Être humain nous permet de penser, ressentir, créer. Et ce, grâce à notre cerveau. Mais nous ne connaissons vraiment que peu de choses à son sujet. Il y a eu certes beaucoup de progrès, au cours des dernières décennies, mais il y a encore tellement d’éléments encore méconnus, parmi lesquels : la conscience.
Est-ce que nous surestimons ou surestimons ou sous-estimons notre cerveau ? Probablement les deux.
Nous surestimons en termes de croyance ce que notre cerveau nous dit, ce qui peut être problématique dans de nombreux cas. Mais nous sous-estimons son potentiel et, en particulier, le potentiel permis grâce à son entraînement. Nous pensons aller à la salle de sport et à l’entraînement de notre corps. Pour beaucoup, c’est une obsession. Hors, concernant notre cerveau, qu’en est-il de nos séances d’entraînement ?
Stimuler l’attention.
Il y a de multiples façons d’entraîner le cerveau. Celles permettant de stimuler l’attention sont primordiales. Particulièrement dans notre culture moderne, où notre attention est constamment accaparée par les écrans et notre rythme de vie effréné. Nous pouvons nous entraîner à prendre conscience des capacités d’ouverture de notre attention — quand et comment elle se rétrécit et s’élargit. Un entraînement est utile pour stimuler et provoquer l’ouverture ou la fermeture de l’objet précis sur lequel nous souhaitons nous concentrer. Comme nous procédons avec l’œil ou avec l’appareil photo.
“Zoomer” vs. “Dézoomer”.
Lorsque nous travaillons – en particulier dans la création -, il y a un mouvement systématique que l’on entreprend : nous décidons de “zoomer”, d’avoir une attention focalisée et soutenue – car particulière à un fragment, un détail. Une concentration étroite qui est souvent source de blocage. Nous sommes en quelque sorte, « coincés ». La créativité est, alors, stoppée.

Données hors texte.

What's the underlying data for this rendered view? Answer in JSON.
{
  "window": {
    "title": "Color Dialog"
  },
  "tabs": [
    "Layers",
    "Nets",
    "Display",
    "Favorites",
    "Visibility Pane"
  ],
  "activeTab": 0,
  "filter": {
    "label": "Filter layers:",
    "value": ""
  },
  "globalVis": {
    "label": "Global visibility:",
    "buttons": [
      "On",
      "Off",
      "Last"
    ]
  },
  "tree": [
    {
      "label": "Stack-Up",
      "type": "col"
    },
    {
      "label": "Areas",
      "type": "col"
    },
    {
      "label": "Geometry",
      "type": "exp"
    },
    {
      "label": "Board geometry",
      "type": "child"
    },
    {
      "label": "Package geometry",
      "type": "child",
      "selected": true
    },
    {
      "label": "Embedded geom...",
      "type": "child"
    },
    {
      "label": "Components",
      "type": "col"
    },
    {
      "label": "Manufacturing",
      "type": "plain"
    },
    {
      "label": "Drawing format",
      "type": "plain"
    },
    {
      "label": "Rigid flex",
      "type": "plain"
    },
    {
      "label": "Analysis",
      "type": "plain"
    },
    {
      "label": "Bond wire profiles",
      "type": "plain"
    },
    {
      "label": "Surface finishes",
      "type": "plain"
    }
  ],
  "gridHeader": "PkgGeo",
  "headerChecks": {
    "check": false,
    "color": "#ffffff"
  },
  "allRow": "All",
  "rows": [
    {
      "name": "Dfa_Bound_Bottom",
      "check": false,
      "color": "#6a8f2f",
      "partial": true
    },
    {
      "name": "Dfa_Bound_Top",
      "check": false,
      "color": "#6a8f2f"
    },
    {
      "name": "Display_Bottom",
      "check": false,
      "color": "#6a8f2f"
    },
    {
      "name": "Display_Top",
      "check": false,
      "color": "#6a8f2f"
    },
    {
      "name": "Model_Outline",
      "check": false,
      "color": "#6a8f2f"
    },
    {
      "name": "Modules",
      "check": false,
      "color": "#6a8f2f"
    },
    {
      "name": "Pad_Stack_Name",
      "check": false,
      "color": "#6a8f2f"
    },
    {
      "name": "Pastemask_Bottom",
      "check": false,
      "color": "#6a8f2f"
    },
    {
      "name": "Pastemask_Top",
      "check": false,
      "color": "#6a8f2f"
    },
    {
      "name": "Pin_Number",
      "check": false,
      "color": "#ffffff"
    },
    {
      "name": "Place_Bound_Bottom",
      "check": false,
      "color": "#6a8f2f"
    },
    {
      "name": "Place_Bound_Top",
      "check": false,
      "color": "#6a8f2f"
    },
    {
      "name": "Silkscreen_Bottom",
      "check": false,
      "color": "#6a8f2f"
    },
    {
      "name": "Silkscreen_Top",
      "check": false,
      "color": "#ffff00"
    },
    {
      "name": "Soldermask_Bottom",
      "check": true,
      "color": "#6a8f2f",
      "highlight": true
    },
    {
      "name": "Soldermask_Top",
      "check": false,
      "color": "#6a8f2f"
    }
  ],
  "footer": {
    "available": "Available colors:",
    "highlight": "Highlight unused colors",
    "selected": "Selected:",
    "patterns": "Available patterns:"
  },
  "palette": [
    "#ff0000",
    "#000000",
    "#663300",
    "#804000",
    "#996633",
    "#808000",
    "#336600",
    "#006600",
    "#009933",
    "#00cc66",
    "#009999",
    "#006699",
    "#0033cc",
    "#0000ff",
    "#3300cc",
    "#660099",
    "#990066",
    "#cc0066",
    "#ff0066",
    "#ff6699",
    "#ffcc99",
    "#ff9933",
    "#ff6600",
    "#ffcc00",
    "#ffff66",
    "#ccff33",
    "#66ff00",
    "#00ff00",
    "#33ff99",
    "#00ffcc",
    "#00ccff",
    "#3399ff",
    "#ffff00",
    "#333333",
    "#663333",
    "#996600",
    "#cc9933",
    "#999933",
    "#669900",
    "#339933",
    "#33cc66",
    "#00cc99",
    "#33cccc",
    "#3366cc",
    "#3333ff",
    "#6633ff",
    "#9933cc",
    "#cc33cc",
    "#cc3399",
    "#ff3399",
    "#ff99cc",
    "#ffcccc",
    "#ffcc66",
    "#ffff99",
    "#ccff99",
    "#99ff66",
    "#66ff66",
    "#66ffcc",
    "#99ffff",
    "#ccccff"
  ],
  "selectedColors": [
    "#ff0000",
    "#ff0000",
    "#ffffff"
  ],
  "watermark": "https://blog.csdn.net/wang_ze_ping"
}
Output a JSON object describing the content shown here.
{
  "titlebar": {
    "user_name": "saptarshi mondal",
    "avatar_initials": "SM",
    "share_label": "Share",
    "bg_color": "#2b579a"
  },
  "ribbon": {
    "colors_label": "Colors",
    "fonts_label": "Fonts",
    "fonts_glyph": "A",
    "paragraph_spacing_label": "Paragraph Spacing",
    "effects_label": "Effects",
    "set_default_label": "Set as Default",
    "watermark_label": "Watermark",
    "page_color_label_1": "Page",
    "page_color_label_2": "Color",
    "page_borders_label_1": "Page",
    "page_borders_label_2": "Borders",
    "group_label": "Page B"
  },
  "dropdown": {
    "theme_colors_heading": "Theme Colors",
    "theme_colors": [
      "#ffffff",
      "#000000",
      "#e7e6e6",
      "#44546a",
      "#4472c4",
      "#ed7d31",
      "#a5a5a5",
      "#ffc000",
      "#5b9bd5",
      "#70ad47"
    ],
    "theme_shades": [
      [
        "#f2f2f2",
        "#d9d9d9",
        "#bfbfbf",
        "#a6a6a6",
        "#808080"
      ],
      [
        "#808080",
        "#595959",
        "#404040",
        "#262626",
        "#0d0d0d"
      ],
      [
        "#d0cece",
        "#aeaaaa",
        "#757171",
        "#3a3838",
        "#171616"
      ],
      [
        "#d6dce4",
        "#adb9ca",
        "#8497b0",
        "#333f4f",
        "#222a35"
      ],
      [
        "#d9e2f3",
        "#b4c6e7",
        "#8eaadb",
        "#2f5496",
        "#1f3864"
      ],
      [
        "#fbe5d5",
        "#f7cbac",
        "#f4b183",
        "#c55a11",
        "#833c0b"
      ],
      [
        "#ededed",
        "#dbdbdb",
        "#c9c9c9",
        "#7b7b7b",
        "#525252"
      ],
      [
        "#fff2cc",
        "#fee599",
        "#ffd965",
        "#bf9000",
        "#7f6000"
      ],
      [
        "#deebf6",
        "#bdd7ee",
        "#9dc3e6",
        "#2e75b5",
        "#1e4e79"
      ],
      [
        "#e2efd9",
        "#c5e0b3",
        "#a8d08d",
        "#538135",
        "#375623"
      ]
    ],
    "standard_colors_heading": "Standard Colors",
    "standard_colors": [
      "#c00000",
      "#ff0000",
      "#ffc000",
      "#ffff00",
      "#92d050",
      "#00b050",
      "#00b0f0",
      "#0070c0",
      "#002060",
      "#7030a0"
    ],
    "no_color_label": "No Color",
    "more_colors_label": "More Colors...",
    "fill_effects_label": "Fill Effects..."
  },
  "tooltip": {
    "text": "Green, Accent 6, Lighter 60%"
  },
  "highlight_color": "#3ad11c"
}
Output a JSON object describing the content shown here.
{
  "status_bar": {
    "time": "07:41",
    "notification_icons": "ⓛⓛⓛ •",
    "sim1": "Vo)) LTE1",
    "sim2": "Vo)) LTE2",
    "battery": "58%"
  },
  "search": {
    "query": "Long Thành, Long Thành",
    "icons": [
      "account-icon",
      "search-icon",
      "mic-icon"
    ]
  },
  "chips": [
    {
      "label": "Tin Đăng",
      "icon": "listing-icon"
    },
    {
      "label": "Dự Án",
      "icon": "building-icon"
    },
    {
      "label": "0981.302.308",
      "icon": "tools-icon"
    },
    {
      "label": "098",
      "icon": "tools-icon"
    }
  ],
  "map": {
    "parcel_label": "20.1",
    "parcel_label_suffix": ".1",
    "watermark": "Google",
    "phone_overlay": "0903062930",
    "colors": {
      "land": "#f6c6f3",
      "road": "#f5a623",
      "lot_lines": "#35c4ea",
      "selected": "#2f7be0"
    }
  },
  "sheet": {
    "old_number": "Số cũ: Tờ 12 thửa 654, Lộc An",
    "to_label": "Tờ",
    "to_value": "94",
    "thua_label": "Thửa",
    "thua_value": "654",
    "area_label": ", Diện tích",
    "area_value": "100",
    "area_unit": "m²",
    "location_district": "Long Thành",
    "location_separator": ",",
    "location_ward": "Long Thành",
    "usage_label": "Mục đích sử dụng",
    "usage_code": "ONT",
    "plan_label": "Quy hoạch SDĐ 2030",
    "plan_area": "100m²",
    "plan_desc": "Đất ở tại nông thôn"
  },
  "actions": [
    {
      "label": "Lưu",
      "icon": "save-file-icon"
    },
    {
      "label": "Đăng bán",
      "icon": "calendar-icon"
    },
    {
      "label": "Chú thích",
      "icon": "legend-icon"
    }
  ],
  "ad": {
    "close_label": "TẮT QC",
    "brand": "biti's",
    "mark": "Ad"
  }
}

Se déconcentrer pour libérer le processus créatif.
Dans le cas de blocages, ce qui aide souvent est, par exemple, d’aller se promener, de prendre une douche. On libère, alors, la focale de l’attention grâce aux ressentis du vent sur le visage, de l’eau sur la peau ou encore l’odeur du savon. La clé de la concentration est de protéger des temps ultra-concentrés et des temps d’ouverture à l’autre, à ce qui nous entoure. On augmente ainsi les chances, aux idées enfouies : d’émerger et, ainsi, de donner corps au génie créatif.
Nos sensations et leurs impacts sur la créativité.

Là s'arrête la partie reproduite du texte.